‘Theory checking’: is unconditional free movement in the EU beneficial?

In recent times, there is no shortage of people who check data and figures used by politicians in their electoral pledges. In this post I would like to carry out some kind of ‘theory checking’ regarding certain economic claims of anti-European leaders. In many cases, these claims have been found to be utter non-sense in economic theory since the time of Adam Smith, who is not exactly the most recent student of economics. Let us take, for example, the opposition of Marine Le Pen, leader of the French National Front, to trade liberalisation and her ceaseless calls for an ‘intelligent protectionism’ behind national frontiers.

Now, it turns out that no such thing as ‘intelligent protectionism’ has ever existed beyond the confused fancies of its upholders. ‘It is the maxim of every prudent master of a family’, Adam Smith wrote almost 240 years ago, ‘never to attempt to make at home what it will cost him more to make than to buy. […] What is prudence in the conduct of every private family can scarce be folly in that of a great kingdom’. In fact, the argument for free trade between states parallels the argument for interpersonal exchange within a state. They both depend on individuals freely deciding whose products meet their preferences best and thus directing societal resources to their most effective use. Who can possibly make that decision better than them?

Equally puzzling is the opposition of Eurosceptics to the free movement of persons within the European single market. It gets particularly entertaining when put forward by people who like to brand themselves as ‘classical liberals’, such as UKIP leader Nigel Farage. The dreams of this valiant orator seem to be haunted by hordes of Bulgarians and Romanians on the verge of invading the UK. Here again, the facts are known and there is no need to recap them (http://bit.ly/SAbLO1). The theory is more interesting. Labour is a factor of production, so there is a market for it. The bigger this market is, the higher the chances will be of an effective match between the demand and supply of labour.

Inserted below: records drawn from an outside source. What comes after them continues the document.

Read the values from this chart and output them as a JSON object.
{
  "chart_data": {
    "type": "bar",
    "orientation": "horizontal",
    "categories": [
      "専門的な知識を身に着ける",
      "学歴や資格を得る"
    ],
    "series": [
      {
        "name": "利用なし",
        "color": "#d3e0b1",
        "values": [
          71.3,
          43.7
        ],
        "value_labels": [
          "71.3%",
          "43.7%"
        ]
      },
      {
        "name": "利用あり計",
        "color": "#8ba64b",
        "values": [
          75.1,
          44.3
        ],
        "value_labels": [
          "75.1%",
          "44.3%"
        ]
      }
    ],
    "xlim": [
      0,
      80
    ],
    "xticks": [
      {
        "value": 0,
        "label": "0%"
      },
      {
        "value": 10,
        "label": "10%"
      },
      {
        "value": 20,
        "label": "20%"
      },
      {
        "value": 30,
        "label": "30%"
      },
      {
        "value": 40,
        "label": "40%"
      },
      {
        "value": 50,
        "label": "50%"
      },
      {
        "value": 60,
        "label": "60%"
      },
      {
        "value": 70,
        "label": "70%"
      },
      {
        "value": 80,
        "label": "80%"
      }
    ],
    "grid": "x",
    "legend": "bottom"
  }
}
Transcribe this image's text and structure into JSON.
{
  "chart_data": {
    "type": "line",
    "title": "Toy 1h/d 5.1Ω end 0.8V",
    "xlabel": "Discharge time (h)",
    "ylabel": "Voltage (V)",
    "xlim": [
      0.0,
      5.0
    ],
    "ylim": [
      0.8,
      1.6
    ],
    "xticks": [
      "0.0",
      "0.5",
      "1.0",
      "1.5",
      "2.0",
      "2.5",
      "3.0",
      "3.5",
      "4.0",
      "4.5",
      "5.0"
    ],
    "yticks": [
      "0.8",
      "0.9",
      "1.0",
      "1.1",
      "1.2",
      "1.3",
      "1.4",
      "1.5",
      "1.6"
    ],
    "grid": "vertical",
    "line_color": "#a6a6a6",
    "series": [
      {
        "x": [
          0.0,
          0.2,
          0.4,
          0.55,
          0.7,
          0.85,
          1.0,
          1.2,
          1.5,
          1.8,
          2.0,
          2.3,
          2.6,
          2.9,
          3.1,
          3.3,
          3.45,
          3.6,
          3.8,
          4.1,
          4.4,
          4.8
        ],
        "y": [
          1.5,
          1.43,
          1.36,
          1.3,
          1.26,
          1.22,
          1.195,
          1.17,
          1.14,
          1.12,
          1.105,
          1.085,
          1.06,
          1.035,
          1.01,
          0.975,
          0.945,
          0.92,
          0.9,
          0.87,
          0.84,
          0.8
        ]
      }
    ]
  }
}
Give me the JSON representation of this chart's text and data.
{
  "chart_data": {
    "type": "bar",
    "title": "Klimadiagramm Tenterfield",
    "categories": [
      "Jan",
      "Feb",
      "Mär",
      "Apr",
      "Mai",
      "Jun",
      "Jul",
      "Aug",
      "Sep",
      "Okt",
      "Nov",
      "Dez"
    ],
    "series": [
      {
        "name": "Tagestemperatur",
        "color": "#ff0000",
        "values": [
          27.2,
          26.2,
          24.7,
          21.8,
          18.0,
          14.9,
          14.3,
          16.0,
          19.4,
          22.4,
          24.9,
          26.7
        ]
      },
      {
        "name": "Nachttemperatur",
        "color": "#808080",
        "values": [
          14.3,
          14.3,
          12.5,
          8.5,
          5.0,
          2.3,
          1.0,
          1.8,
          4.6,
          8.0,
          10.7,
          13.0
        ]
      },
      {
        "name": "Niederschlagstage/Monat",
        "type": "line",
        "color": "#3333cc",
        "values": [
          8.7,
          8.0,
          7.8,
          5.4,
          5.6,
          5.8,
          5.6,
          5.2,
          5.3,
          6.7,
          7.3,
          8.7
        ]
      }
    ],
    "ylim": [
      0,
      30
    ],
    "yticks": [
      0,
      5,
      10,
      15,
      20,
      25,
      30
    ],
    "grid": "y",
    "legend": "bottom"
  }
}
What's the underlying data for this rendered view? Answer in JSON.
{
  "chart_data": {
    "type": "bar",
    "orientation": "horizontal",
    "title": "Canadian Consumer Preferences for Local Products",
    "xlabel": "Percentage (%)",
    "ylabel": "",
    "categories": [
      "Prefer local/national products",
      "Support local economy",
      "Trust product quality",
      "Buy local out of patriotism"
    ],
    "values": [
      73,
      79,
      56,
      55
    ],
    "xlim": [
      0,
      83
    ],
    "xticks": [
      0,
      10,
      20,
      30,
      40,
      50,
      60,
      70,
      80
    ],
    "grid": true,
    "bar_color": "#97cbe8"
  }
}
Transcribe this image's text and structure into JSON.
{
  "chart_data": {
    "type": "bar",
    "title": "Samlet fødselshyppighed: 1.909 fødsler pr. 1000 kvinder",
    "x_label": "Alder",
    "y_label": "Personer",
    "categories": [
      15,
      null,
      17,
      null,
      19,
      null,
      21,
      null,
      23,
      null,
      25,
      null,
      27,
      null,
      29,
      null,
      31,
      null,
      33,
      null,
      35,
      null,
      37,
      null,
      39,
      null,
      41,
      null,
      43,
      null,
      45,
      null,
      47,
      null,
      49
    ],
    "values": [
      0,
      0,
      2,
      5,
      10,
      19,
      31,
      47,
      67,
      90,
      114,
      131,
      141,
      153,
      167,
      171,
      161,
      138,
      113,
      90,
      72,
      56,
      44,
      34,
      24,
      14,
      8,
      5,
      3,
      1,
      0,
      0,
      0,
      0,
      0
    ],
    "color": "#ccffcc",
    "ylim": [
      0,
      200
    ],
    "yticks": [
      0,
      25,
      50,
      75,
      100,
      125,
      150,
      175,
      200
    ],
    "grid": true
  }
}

Within the European single market, the most effective match is sometimes likely to imply the utilisation of cheap labour, for example from new member countries, whose wages are still significantly lower than in Western Europe.

Why shouldn’t entrepreneurs buy from ‘foreigners’ what it would cost them more to buy from nationals, Adam Smith would ask? Because by pursuing their own economic profit, someone may answer, they will depress national wages and destroy national jobs. However, that’s not what economic theory predicts. If production costs decrease thanks to cheap labour, in the medium run prices in the affected industries will tend to fall relative to other prices, thus increasing people’s purchasing power and effective demand. This is likely to create new jobs, not destroy them, and to bring about a more effective use of societal resources. We can expect society at large to be better off, not worse off. It must be stressed that it is the entrepreneurial lure of profit that tends to bring prices down and make them converge towards the marginal costs of firms. Therefore, if competition is absent or insufficient in national markets, there is no way in which this virtuous spiral can be triggered. This conclusion is quite significant: the initial argument against the free movement of persons becomes an argument for more competitive national markets.

Let me consider for a moment the other usual objection against the free movement of persons, namely that it encourages ‘welfare shopping’, as they call it, in the EU. In other words, people are thought to resettle in countries where they can enjoy high welfare benefits and live a parasitical life off state finances. As above, I will put aside facts and focus on theory. If EU citizens take up jobs anywhere in the Union and contribute to public finances as much as nationals of the host state are we really to argue that they should be discriminated against just because of their nationality? I doubt that even the most hardline Eurosceptics would put forward such an argument.

The assumption must then be that they will not take up jobs and pay taxes, but simply stay idle and enjoy benefits for which nationals of the host country are paying. However, even if it were true, that is no argument against the free movement of persons either. At best it points to shortcomings in the way national benefit systems are structured and it should be addressed by redesigning them. After all, a system under which one, either national or not, can live for a long time off the public purse inevitably discourages everybody to actively look for jobs. That may be as true of some non-national EU citizens as of some unemployed citizens of the host country, who do not contribute to public finances either and may well remain unemployed for the same opportunistic reasons. Therefore, there would seem to be no reason for discriminating against foreigners as such.

My understanding is that any discrimination in the provision of welfare benefits based on nationality would hamper the working of the common market for labour, which represents the most powerful microeconomic justification for the free movement of people. For that market to work properly there must be no difference between the incentives to take up jobs for nationals and non-nationals from EU countries, except those inevitably implied by such issues as physical distance and language barriers. Only in this way can we be confident that the matching between demand and supply of labour will tend towards the best use of societal resources on the continent, and that competition will spread the benefits of this process to the highest number.